一週間行方の分からなかった彼女が今、目の前に立っている。
「私を見つけ出してくれてありがとう、と言うべきなのかしら?」
にっこりと微笑んでいるにもかかわらず、彼女の目は冷ややかだった。
「それにしても……ひどい顔ね。まあ、気持ちは分からなくもないけど」
朝から吐きまくり、何も口にしないままずっと考え事をしていた俺は、たしかに憔悴した顔をしていた。

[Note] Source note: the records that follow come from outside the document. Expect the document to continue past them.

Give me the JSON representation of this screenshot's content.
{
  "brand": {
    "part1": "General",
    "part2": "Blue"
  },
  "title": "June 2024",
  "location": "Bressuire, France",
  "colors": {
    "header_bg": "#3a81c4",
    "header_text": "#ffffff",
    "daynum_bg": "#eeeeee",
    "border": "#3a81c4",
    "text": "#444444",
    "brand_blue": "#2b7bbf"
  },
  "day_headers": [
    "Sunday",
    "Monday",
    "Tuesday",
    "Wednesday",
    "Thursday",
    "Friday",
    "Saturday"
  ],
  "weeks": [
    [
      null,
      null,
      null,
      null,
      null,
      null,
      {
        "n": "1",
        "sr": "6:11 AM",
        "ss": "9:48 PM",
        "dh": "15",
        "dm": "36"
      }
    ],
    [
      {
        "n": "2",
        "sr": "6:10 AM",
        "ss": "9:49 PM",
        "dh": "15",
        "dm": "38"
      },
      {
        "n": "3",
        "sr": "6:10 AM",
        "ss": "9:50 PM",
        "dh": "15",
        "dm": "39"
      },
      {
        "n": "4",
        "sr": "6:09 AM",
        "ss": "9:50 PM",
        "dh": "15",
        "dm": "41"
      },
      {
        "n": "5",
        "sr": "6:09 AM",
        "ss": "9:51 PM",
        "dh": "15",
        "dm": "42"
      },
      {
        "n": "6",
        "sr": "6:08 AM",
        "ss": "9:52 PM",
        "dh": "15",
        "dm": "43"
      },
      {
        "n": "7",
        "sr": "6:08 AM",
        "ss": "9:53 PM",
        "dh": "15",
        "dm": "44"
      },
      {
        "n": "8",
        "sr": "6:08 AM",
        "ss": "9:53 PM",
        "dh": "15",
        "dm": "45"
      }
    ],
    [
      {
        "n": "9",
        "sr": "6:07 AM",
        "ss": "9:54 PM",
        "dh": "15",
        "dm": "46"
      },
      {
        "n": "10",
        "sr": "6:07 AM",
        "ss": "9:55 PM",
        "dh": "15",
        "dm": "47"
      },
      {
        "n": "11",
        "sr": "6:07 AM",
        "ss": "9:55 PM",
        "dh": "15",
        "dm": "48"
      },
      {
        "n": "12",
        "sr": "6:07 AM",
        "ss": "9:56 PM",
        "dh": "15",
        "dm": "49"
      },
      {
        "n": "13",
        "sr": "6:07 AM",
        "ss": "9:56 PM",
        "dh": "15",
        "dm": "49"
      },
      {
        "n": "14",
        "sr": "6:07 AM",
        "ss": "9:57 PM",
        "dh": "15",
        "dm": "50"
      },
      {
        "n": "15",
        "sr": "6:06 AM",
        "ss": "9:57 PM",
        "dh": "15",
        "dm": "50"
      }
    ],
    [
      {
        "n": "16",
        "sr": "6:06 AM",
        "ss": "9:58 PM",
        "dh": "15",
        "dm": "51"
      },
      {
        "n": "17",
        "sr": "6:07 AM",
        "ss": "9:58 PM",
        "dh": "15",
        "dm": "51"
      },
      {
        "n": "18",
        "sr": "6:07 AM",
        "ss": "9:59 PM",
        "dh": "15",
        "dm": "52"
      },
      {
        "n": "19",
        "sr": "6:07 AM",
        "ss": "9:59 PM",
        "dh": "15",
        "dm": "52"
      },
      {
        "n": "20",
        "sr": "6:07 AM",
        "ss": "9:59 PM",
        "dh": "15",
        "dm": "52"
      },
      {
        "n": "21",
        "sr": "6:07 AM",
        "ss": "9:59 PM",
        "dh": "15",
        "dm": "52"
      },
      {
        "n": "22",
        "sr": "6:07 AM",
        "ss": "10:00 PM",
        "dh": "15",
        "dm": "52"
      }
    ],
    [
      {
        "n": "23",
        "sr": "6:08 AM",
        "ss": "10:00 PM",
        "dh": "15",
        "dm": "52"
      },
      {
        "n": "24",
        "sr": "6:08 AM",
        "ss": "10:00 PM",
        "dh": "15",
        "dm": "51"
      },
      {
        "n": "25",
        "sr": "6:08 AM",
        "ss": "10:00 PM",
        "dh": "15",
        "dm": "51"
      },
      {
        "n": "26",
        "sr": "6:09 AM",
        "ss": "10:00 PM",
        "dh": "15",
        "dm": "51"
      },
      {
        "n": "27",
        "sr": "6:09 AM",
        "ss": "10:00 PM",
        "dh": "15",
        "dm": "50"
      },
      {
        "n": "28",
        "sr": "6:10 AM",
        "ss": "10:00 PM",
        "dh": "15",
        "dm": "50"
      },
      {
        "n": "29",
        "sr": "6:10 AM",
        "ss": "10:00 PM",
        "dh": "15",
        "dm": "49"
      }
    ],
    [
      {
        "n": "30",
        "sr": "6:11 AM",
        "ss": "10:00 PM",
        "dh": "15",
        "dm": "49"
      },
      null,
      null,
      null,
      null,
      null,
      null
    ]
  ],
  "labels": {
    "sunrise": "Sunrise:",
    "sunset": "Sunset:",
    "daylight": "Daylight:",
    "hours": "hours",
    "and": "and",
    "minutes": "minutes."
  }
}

「とりあえず中へどうぞ。今から長い話をしなくちゃいけないんだから、立ち話もなんでしょ」
「長い……話……?」
「ええ。長い長い……夢の話よ」
俺に背を向けて彼女がつぶやいた。
玄関に入り靴を脱ぐ。
初めて入る部屋なのに、不思議と見覚えがある。
「いつものところへ座ってて。コーヒーでもいれるわ」
言われるままにソファーへ座り、やっと気付く。
いつものところ――初めて入る部屋にそんな場所があるわけがない
それなのに俺は……
これは一体どういうことなのか。
「さて……あなたが頼まれたのは私を捜し出すこと」
向かい側のベッドに、いつものように腰掛けながら彼女が言った。
そうだった。
彼女の課長から頼まれたのは、玲を捜し出すことだった。
それならば俺の役目はもう終わったのか――
少しほっとした様子の俺を見て、彼女はゆっくりと口を開く。
「まだ終わってはいないわ。本当に捜さなければいけないのは、中川君。あなた自身なのよ」
俺は、急に首の後ろが熱くなるのを感じた。